Marak Begal, Walkot Bandung Umumkan Titik Rawan dan Perketat Jam Malam Pelajar

Patroli di Kota Bandung dan sistem untuk merespons setiap laporan masyarakat akan ditingkatkan.

Azzura Galexia
Oleh Azzura Galexia - Reporter
Marak Begal, Walkot Bandung Umumkan Titik Rawan dan Perketat Jam Malam Pelajar
Wali Kota Bandung Muhammad Farhan. (Liputan6.com/Arya Prakasa)

Wali Kota Bandung, Muhammad Farhan dan Gubernur Jawa Barat, Dedi Mulyadi menggelar rapat koordinasi dalam rangka menyikapi maraknya begal di Bandung.

Hasilnya, Farhan mengatakan patroli di Kota Bandung dan sistem untuk merespons setiap laporan masyarakat akan ditingkatkan. Selain itu, CCTV dan Command Centre tersebar di sejumlah titik Kota Bandung akan dilengkapi pengeras suara untuk memberi tahu kawasan dinilai rawan.

"CCTV dan Command Center yang dimiliki Dinas Perhubungan serta Diskominfo akan dilengkapi dengan speaker untuk memberikan peringatan di lokasi-lokasi yang dinilai rawan. Selain itu, petugas di Dishub maupun Command Center akan kembali siaga selama 24 jam," kata Farhan, Kamis (23/7).

Titik Rawan Begal

Farhan menyebut titik dinilai rawan itu terutama di perbatasan Kota Bandung yaitu Jalan Soekarno Hatta dan Jalan AH Nasution. Kemudian, kawasan Asia-Afrika, Alun-Alun Bandung, Jalan Braga, dan kawasan Pusdai.
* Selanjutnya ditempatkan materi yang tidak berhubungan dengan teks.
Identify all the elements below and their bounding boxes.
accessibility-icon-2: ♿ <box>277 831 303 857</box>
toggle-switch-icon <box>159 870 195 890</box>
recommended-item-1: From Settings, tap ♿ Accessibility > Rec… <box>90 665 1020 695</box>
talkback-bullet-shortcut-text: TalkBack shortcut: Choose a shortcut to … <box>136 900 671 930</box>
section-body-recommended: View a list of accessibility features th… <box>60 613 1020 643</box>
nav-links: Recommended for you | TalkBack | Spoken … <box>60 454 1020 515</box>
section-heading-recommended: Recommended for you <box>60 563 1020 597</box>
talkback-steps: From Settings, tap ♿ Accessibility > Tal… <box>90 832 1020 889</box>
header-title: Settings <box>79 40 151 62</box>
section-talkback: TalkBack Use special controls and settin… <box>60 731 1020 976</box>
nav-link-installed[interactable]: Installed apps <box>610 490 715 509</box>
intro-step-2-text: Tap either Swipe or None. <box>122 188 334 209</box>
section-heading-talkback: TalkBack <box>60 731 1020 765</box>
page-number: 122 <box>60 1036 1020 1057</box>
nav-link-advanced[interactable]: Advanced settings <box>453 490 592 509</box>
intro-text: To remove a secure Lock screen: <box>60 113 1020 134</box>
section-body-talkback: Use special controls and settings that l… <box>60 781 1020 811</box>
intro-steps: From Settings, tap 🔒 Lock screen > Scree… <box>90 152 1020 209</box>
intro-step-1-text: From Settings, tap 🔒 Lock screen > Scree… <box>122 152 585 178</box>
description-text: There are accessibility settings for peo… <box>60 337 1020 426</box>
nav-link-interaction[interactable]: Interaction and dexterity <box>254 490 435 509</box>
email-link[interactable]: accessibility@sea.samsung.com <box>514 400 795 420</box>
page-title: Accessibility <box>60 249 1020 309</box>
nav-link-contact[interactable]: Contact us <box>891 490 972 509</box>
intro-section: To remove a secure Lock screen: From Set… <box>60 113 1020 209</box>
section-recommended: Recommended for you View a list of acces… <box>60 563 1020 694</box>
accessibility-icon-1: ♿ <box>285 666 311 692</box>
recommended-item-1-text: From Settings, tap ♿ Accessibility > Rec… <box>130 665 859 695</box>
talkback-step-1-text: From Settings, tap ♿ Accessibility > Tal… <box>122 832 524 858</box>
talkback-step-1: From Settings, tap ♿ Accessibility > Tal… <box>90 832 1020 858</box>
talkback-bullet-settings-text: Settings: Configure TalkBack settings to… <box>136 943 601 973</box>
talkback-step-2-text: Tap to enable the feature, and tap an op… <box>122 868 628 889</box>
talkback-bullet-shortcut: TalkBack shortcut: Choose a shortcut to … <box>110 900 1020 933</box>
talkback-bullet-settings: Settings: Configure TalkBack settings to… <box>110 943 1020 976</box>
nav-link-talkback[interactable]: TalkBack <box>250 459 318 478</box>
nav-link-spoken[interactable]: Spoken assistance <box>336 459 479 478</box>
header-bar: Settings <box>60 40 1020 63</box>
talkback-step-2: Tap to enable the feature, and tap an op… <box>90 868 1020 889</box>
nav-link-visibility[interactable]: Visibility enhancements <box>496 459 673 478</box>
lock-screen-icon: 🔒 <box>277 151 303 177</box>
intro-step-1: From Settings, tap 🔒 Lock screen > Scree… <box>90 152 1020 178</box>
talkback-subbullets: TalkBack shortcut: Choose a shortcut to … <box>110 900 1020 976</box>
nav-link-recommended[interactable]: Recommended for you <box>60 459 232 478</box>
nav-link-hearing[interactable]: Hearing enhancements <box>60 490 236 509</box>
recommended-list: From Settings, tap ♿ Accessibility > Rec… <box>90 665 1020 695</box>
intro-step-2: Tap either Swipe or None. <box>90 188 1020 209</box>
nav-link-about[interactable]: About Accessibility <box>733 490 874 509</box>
Selain itu, sambung Farhan, ada pula taman dan ruang publik yang akan mendapat perhatian khusus karena dinilai rawan yaitu Taman Maluku, Taman Lansia, Taman Cibeunying, Alun-Alun Regol, dan Alun-Alun Cicendo.

"Di lokasi-lokasi tersebut akan ditempatkan personel khusus dari kepolisian guna mencegah tindak kriminal dan menghindari aksi main hakim sendiri," ujar dia.

Farhan menambahkan, patroli di Kota Bandung akan diawali dengan apel yang dimulai pada pukul 23.00 WIB. Selanjutnya, para personel gabungan akan disebar ke berbagai titik dan kembali berkumpul pada pukul 04.00 WIB.

"Rencananya patroli diawali dengan apel pukul 23.00 WIB, kemudian personel disebar ke berbagai titik dan kembali berkumpul sekitar pukul 04.00 WIB," kata dia.

Selain patroli, jam malam bagi para pelajar akan kembali diberlakukan. Hal itu untuk mencegah pengaruh negatif dari lingkungan jika pelajar beraktivitas di malam hari dan mencegah para pelajar jadi korban kriminal jalanan.

"Batas akhir aktivitas pelajar ditetapkan hingga pukul 21.00 WIB. Khusus malam akhir pekan, batas waktu dapat diperpanjang hingga pukul 00.00 WIB," kata dia.

"Kami akan melibatkan para orang tua. Nantinya kepala sekolah akan meminta orang tua membuat surat pernyataan untuk mencegah anak-anak mereka terlibat dalam perilaku negatif, mulai dari merokok hingga mengonsumsi minuman keras," lanjut dia.

Tak hanya bagi pelajar, aktivitas para PKL juga akan diatur. Mereka diminta menutup lapaknya pada pukul 00.00 WIB. Namun, pada akhir pekan mereka diberi toleransi menutup lapaknya hingga pukul 02.00 WIB.

"PKL di sejumlah titik Kota Bandung diwajibkan menutup aktivitas paling lambat pukul 00.00 WIB. Khusus akhir pekan, diberikan toleransi hingga pukul 02.00 WIB," ungkap dia.